The Christian needs a Lord’s Day rest to glorify God, get nourishment, and connect with others. While there are many Christians in today’s church that do not honor the Lord’s day, we are not to follow their example. Christians are not under law (Rm 6:14), but should honor the Lord's Day because of a love for God. Our Pilgrim ancestors held strongly to a non-desecrated Lord’s Day and as a result were exiled for over ten years in Holland.[5] The Pilgrims treated the Lord’s Day seriously and fought hard for its observance. Some of the fruits of their labor exists in the “blue laws” that are still observed in some counties in the United States. The blue laws were meant to protect the Christian from working on Sunday and being amused by the many distractions of this world. So, in these counties some kinds of business are prohibited on Sunday.  There are few Christians that observe the Lord’s day today, and sadly some churches are capitulating to the attack by offering Saturday evening services in substitute of Sunday service, to fit the needs of those that wish to desecrate the Lord’s Day. Obedient Bible-believing Christians are under persecution and will need all the help they can get to observe the Lord’s Day.
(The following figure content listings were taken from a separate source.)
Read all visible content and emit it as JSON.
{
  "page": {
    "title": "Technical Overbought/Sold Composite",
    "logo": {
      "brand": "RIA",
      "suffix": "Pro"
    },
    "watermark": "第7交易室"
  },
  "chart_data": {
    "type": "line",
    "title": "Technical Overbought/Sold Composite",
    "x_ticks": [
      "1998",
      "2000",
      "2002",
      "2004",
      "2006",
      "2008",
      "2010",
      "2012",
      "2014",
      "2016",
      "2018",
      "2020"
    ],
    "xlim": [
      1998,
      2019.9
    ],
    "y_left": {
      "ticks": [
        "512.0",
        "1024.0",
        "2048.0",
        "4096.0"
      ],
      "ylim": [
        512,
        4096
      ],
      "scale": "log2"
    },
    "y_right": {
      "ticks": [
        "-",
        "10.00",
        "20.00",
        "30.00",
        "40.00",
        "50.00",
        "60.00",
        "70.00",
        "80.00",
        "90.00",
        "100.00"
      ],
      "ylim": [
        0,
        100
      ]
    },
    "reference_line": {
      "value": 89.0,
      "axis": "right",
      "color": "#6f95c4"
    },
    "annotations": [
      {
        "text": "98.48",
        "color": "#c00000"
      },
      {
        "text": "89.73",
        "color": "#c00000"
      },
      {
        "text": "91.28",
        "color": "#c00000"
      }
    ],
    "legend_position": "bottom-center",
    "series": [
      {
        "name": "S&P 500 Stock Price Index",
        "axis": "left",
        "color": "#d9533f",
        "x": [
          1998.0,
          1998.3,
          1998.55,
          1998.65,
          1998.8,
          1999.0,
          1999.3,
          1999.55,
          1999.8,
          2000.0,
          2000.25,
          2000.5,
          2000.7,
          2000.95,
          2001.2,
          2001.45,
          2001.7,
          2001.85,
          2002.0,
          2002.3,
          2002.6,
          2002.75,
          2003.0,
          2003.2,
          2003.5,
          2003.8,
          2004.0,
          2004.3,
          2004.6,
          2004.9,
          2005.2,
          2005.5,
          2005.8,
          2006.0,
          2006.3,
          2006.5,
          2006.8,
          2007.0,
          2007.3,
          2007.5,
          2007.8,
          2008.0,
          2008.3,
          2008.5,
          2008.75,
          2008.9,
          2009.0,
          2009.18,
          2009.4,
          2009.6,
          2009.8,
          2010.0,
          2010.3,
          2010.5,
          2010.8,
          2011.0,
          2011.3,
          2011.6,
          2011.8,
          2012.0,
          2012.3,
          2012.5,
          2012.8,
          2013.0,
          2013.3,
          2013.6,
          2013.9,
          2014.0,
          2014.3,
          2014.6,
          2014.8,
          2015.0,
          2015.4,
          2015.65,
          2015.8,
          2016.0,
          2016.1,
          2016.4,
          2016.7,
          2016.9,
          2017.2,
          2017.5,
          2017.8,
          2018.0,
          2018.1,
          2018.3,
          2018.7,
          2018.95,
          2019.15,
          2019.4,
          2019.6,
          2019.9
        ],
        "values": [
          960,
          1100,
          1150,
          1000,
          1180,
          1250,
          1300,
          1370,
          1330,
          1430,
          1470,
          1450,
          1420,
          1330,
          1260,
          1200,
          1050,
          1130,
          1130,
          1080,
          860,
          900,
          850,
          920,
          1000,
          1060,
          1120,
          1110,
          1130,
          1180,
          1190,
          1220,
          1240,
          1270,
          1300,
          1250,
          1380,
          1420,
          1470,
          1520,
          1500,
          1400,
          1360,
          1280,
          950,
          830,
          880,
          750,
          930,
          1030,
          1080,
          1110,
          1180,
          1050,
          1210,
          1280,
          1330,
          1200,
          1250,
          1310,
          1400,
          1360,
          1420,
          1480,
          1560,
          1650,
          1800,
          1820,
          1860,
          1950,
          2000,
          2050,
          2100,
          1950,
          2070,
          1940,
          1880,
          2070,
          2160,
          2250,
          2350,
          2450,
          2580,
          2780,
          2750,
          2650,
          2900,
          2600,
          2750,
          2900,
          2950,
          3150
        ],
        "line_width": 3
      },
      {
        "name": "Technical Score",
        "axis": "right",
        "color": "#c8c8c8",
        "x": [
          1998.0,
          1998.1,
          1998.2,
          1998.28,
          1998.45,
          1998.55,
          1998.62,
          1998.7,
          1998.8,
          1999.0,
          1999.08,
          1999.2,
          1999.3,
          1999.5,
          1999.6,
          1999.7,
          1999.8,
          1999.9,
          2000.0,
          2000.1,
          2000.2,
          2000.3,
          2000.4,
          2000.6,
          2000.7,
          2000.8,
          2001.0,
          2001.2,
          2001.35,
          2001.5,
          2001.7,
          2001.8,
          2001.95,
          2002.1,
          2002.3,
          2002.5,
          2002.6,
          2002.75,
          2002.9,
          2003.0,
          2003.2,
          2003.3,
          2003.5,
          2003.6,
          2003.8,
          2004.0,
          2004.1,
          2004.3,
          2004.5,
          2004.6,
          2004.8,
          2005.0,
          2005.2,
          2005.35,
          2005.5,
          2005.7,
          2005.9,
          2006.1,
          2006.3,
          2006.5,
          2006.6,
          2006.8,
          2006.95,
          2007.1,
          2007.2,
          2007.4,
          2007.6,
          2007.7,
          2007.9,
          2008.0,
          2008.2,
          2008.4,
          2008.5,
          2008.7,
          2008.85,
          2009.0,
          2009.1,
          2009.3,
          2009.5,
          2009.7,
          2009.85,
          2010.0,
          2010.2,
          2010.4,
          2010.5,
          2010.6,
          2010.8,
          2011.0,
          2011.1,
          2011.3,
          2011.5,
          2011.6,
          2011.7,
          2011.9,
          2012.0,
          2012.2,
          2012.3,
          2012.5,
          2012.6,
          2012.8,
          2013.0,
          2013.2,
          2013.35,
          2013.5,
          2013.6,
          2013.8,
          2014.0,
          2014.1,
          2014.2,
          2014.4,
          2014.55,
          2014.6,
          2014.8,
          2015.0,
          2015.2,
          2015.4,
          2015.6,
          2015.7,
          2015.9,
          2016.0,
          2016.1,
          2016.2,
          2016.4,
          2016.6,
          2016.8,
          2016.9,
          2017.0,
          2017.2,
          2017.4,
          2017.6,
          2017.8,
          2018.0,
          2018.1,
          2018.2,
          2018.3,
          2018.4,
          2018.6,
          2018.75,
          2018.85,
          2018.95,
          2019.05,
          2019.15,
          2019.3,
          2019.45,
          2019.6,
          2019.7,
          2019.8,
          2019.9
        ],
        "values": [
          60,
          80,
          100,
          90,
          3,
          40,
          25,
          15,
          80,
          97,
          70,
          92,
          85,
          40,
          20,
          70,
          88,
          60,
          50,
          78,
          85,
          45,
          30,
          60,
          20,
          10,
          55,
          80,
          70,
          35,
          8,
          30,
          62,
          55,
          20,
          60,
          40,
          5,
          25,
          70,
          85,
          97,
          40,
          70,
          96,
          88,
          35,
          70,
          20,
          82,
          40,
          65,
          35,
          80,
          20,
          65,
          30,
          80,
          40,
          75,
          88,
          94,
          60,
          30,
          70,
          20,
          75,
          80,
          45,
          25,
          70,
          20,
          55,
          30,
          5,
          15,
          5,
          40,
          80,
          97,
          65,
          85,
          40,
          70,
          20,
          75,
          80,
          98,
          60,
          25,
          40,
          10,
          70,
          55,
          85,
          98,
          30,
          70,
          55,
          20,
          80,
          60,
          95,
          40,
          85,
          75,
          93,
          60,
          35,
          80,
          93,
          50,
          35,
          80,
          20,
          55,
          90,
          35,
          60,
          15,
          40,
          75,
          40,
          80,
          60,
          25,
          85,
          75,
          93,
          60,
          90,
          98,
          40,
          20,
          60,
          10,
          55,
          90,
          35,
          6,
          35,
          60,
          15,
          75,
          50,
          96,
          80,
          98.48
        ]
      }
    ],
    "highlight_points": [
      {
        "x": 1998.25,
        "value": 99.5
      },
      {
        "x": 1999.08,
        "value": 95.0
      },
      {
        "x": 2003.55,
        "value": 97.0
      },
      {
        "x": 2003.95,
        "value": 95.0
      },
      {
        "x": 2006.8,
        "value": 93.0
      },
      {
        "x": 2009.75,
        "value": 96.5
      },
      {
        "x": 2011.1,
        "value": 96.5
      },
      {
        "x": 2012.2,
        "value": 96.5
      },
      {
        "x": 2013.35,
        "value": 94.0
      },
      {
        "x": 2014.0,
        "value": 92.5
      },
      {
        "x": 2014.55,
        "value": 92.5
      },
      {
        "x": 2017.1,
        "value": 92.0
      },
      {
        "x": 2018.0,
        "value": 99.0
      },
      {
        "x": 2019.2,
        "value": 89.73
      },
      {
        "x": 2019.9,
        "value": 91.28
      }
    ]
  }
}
I have included some resources for further study at the bottom of this page and a link to a legal website that can help protect those wanting to worship on the Lord’s Day.
Recommended Resources
New Dictionary of Biblical Theology- Article on the Sabbath
Church State Council - For Christians needing legal defense

[1] James Hilton, "From Sabbath to Lord’s Day: Examining the Ethics of Sunday," Faith & Mission 17/3 (Summer 2000): 65-78.
[2] R. Kent Hughes, Disciplines of a Godly Man (Wheaton: Crossway Books, 2001), 170.
[3] David Jeremiah, Living with Confidence in a Chaotic World (Nashvile: Thomas Nelson, 2009), 93.
[4] Jim Berg, Essential Virtues (Greenville: BJU Press, 2008), 130.
[5] Mark Minnick, "Reclaiming the Lord’s Day for the Lord," Mount Calvary Baptist Church.